16 April 2021 ∙ Originally published in Theatrely
And...Scene! is Juan A. Ramirez's weekly column with hot takes, musings, and all that jazz.
No thoughts this week, just Gwen Verdon.
Despite claiming the honorable title of Apple Music’s #1 Gwen Verdon listener in 2020 for my endless looping of the Sweet Charity original cast recording––quarantine had taketh socializing, but giveth time to perfect her pose on the cover––that musical’s hold on me didn’t let me explore her other work. As you can imagine, by this point I’ve committed all casts, orchestrations, and choreographies of Chicago to memory, but there remains an embarrassing gap in Verdon knowledge.
On a recent re-watch of The Rocky Horror Picture Show, something about Tim Curry’s constantly placing his hands on his hips pointed to my obvious solution: Damn Yankees. My next Gwen Verdon point of obsession would be the 1955 baseball musical, Damn Yankees. Talk about another striking poster pose––mouth a-yellin’ and both hands on lingeried hips like a centerfold Ethel Merman.
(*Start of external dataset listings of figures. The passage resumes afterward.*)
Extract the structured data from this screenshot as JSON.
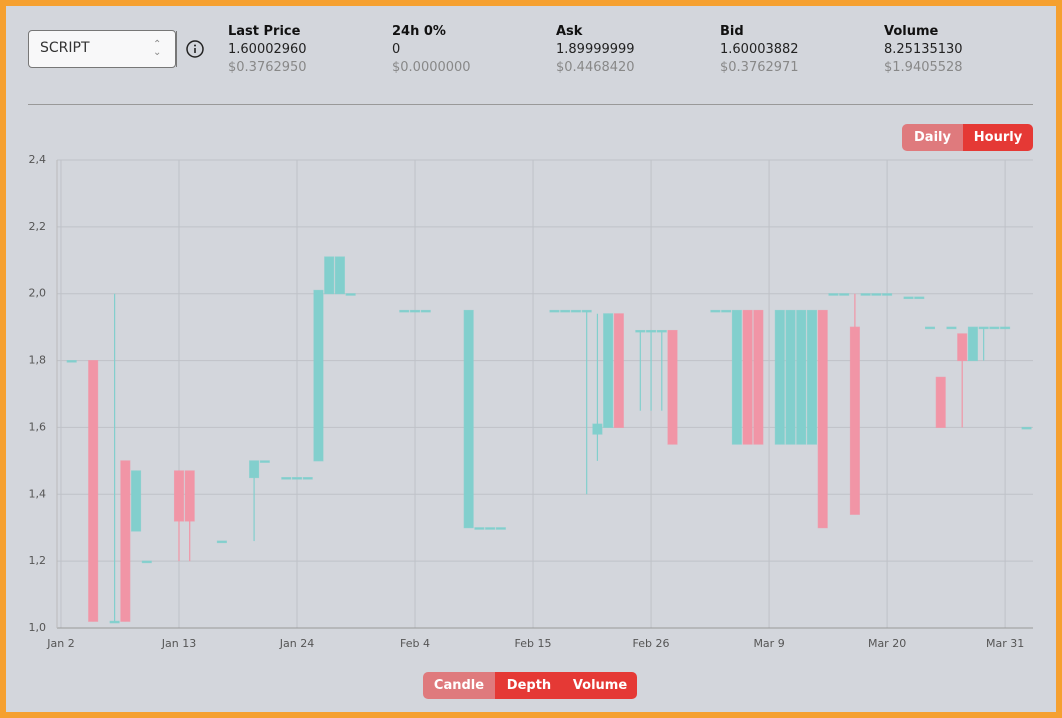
{
  "header": {
    "selector": "SCRIPT",
    "stats": [
      {
        "label": "Last Price",
        "value": "1.60002960",
        "usd": "$0.3762950"
      },
      {
        "label": "24h 0%",
        "value": "0",
        "usd": "$0.0000000"
      },
      {
        "label": "Ask",
        "value": "1.89999999",
        "usd": "$0.4468420"
      },
      {
        "label": "Bid",
        "value": "1.60003882",
        "usd": "$0.3762971"
      },
      {
        "label": "Volume",
        "value": "8.25135130",
        "usd": "$1.9405528"
      }
    ]
  },
  "period_buttons": [
    "Daily",
    "Hourly"
  ],
  "view_buttons": [
    "Candle",
    "Depth",
    "Volume"
  ],
  "chart_data": {
    "type": "candlestick",
    "up_color": "#82cfcd",
    "down_color": "#f195a6",
    "grid": true,
    "xlim": [
      -0.37,
      90.6
    ],
    "ylim": [
      1.0,
      2.4
    ],
    "xticks": [
      {
        "value": 0,
        "label": "Jan 2"
      },
      {
        "value": 11,
        "label": "Jan 13"
      },
      {
        "value": 22,
        "label": "Jan 24"
      },
      {
        "value": 33,
        "label": "Feb 4"
      },
      {
        "value": 44,
        "label": "Feb 15"
      },
      {
        "value": 55,
        "label": "Feb 26"
      },
      {
        "value": 66,
        "label": "Mar 9"
      },
      {
        "value": 77,
        "label": "Mar 20"
      },
      {
        "value": 88,
        "label": "Mar 31"
      }
    ],
    "yticks": [
      {
        "value": 1.0,
        "label": "1,0"
      },
      {
        "value": 1.2,
        "label": "1,2"
      },
      {
        "value": 1.4,
        "label": "1,4"
      },
      {
        "value": 1.6,
        "label": "1,6"
      },
      {
        "value": 1.8,
        "label": "1,8"
      },
      {
        "value": 2.0,
        "label": "2,0"
      },
      {
        "value": 2.2,
        "label": "2,2"
      },
      {
        "value": 2.4,
        "label": "2,4"
      }
    ],
    "x": [
      1,
      3,
      5,
      6,
      7,
      8,
      11,
      12,
      15,
      18,
      19,
      21,
      22,
      23,
      24,
      25,
      26,
      27,
      32,
      33,
      34,
      38,
      39,
      40,
      41,
      46,
      47,
      48,
      49,
      50,
      51,
      52,
      54,
      55,
      56,
      57,
      61,
      62,
      63,
      64,
      65,
      67,
      68,
      69,
      70,
      71,
      72,
      73,
      74,
      75,
      76,
      77,
      79,
      80,
      81,
      82,
      83,
      84,
      85,
      86,
      87,
      88,
      90
    ],
    "open": [
      1.8,
      1.8,
      1.02,
      1.5,
      1.29,
      1.2,
      1.47,
      1.47,
      1.26,
      1.45,
      1.5,
      1.45,
      1.45,
      1.45,
      1.5,
      2.0,
      2.0,
      2.0,
      1.95,
      1.95,
      1.95,
      1.3,
      1.3,
      1.3,
      1.3,
      1.95,
      1.95,
      1.95,
      1.95,
      1.58,
      1.6,
      1.94,
      1.89,
      1.89,
      1.89,
      1.89,
      1.95,
      1.95,
      1.55,
      1.95,
      1.95,
      1.55,
      1.55,
      1.55,
      1.55,
      1.95,
      2.0,
      2.0,
      1.9,
      2.0,
      2.0,
      2.0,
      1.99,
      1.99,
      1.9,
      1.75,
      1.9,
      1.88,
      1.8,
      1.9,
      1.9,
      1.9,
      1.6
    ],
    "high": [
      1.8,
      1.8,
      2.0,
      1.5,
      1.47,
      1.2,
      1.47,
      1.47,
      1.26,
      1.5,
      1.5,
      1.45,
      1.45,
      1.45,
      2.01,
      2.11,
      2.11,
      2.0,
      1.95,
      1.95,
      1.95,
      1.95,
      1.3,
      1.3,
      1.3,
      1.95,
      1.95,
      1.95,
      1.95,
      1.94,
      1.94,
      1.94,
      1.89,
      1.89,
      1.89,
      1.89,
      1.95,
      1.95,
      1.95,
      1.95,
      1.95,
      1.95,
      1.95,
      1.95,
      1.95,
      1.95,
      2.0,
      2.0,
      2.0,
      2.0,
      2.0,
      2.0,
      1.99,
      1.99,
      1.9,
      1.75,
      1.9,
      1.88,
      1.9,
      1.9,
      1.9,
      1.9,
      1.6
    ],
    "low": [
      1.8,
      1.02,
      1.02,
      1.02,
      1.29,
      1.2,
      1.2,
      1.2,
      1.26,
      1.26,
      1.5,
      1.45,
      1.45,
      1.45,
      1.5,
      2.0,
      2.0,
      2.0,
      1.95,
      1.95,
      1.95,
      1.3,
      1.3,
      1.3,
      1.3,
      1.95,
      1.95,
      1.95,
      1.4,
      1.5,
      1.6,
      1.6,
      1.65,
      1.65,
      1.65,
      1.55,
      1.95,
      1.95,
      1.55,
      1.55,
      1.55,
      1.55,
      1.55,
      1.55,
      1.55,
      1.3,
      2.0,
      2.0,
      1.34,
      2.0,
      2.0,
      2.0,
      1.99,
      1.99,
      1.9,
      1.6,
      1.9,
      1.6,
      1.8,
      1.8,
      1.9,
      1.9,
      1.6
    ],
    "close": [
      1.8,
      1.02,
      1.02,
      1.02,
      1.47,
      1.2,
      1.32,
      1.32,
      1.26,
      1.5,
      1.5,
      1.45,
      1.45,
      1.45,
      2.01,
      2.11,
      2.11,
      2.0,
      1.95,
      1.95,
      1.95,
      1.95,
      1.3,
      1.3,
      1.3,
      1.95,
      1.95,
      1.95,
      1.95,
      1.61,
      1.94,
      1.6,
      1.89,
      1.89,
      1.89,
      1.55,
      1.95,
      1.95,
      1.95,
      1.55,
      1.55,
      1.95,
      1.95,
      1.95,
      1.95,
      1.3,
      2.0,
      2.0,
      1.34,
      2.0,
      2.0,
      2.0,
      1.99,
      1.99,
      1.9,
      1.6,
      1.9,
      1.8,
      1.9,
      1.9,
      1.9,
      1.9,
      1.6
    ]
  }
}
Certainly this would match the thrill of seeing Charity Hope Valentine scamper and shimmy her way through a romantically troubled Manhattan.
So imagine my distaste at finding out the musical is actually about baseball. A Broadway classic actually asking me to care about whether a midlifer who magically turns into young Tab Hunter (promising) can ignore Gwen Verdon’s advances (impossible) and beat the Yankees (lost interest)! And, despite the poster, Verdon is hardly the star, though her screen entrance as Lola, the “best homewrecker on the Devil’s staff”––draped in satin sheets on a bed in Hell––is quite fabulous.
Poor, sexy, gay Tab Hunter fighting to keep his cool as Verdon goes Tom & Jerry on him in the locker room. His effortful restraint in the scene is more or less how I felt waiting for Fosse’s choreography while the story dragged me through the technicalities of baseball scoring and whatever else. Surely, the kid was disappointed at finding out the Stanley Donen/Bob Fosse/Gwen Verdon musical retelling of Faust he signed up for would be this dull. Hard to blame him, but hard to care.
But then a bone was thrown (out of nowhere) in the form of––God bless––an absolutely unrelated musical number I’d seen before but for which I’d never thanked the heavens. An uncredited Bob Fosse grabs his hat, cane, and future-wife Verdon and moves like no straight man has dared to move since. Some true Tom & Jerry mania, and it saved me (that night)!
As far as playlists go, I’ll be sticking to Sweet Charity, with some Lola sprinkled in for athletic measure. Had I paid more attention to the plot, I might have learned a thing or two about deals with the devil––ask for a sexy Gwen Verdon pose, become the stiff Tab Hunter performance watching it.